By 1988, when I was in senior year in high school, his trips had become very infrequent, owing to bad health. His aging body resisted the eight hours of grueling bus travel and the hot weather in Trichy. He was at our house during the holy season of Ganesh festival in august that year. My parents requested him to conduct the ceremonies. For 3 hours he chanted, pausing only to drink water. For us, it was like watching an opera where the septuagenarian singer still packed a punch. On my mother’s request, I had set up the recorder to record his recital on audio tape. I recorded 3 tapes that day and played them back for my mother after he had gone. I saw her face light up as her father’s sonorous voice filled the room. I imagined that she relived the happy years of her childhood spent in Bangalore.
That was the last time I saw my grandfather. He was killed soon thereafter in a hit-and-run accident in Bangalore. My fond memories of him always lead back to those tapes. They are some of my mother’s most prized possessions to this day.
I learnt then that even a small selfless act can bring happiness to someone. All I had to do was to listen and do something.
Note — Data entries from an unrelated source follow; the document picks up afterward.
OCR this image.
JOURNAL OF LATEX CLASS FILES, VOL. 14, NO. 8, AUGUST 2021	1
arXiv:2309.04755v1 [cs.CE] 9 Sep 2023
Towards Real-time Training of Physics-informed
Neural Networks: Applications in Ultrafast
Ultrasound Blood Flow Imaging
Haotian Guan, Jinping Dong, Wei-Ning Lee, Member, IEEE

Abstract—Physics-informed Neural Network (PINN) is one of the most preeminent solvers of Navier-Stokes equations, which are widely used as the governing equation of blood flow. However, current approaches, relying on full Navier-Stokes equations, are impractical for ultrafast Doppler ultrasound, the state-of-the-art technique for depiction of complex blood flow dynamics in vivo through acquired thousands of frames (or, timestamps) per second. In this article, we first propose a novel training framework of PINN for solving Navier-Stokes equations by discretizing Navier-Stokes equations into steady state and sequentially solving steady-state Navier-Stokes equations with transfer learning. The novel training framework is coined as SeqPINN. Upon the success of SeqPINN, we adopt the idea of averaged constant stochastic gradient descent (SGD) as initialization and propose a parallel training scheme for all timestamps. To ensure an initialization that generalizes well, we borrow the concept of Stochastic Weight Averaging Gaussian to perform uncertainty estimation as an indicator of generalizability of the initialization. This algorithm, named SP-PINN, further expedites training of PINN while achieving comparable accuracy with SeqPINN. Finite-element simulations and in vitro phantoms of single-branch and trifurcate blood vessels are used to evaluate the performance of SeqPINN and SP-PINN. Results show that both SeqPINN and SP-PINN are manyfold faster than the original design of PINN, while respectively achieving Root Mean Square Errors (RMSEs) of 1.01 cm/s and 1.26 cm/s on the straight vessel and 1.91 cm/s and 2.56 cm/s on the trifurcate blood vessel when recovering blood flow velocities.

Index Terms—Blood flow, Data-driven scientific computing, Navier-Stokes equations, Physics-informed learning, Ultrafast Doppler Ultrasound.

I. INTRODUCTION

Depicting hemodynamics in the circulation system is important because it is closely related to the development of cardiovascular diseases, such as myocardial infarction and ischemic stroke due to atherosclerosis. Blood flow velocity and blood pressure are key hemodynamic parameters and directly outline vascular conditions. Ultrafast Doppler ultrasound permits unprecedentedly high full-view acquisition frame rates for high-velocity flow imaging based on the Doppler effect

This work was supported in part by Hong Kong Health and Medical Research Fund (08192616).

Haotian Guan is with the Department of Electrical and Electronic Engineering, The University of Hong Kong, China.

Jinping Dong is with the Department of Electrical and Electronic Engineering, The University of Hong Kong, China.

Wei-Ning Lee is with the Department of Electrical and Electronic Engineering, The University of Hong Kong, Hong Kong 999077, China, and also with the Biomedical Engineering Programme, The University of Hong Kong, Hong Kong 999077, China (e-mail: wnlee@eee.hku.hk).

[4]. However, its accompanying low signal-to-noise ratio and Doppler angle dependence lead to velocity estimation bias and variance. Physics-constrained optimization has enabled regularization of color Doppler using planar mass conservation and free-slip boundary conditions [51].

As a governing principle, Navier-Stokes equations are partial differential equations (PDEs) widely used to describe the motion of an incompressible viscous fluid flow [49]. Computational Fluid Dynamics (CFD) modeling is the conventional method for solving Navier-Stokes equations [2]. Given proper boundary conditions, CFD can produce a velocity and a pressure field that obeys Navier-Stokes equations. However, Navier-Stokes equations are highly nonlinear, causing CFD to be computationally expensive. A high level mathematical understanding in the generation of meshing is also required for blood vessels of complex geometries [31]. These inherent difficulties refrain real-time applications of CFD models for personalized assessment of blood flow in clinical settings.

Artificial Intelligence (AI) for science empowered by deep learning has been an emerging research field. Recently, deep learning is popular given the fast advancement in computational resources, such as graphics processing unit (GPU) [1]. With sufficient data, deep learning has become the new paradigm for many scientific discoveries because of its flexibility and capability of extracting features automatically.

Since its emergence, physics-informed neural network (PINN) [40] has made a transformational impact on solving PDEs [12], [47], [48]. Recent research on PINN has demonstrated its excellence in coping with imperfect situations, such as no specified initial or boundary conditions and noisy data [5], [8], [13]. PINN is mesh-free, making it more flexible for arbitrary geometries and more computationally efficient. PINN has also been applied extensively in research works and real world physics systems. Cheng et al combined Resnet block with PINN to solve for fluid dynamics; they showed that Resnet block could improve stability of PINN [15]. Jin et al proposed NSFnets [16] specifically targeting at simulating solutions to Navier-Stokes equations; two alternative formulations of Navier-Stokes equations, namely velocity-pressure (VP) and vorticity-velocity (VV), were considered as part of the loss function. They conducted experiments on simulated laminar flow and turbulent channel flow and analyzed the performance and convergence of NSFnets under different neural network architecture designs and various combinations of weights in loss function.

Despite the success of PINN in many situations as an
My grandfather’s life and untimely death left an unshakable belief in me that a life well-lived is one that brings smiles to someone. I believe that life is too short, and needs to be lived in the entire glory one can summon up. I believe that having the best thoughts, spending quality time with friends and family; and doing good deeds are what will serve me well later in life. When my grandchildren want to record my voice someday years from now, I will have done a few things to talk about, and perhaps put a smile on their faces.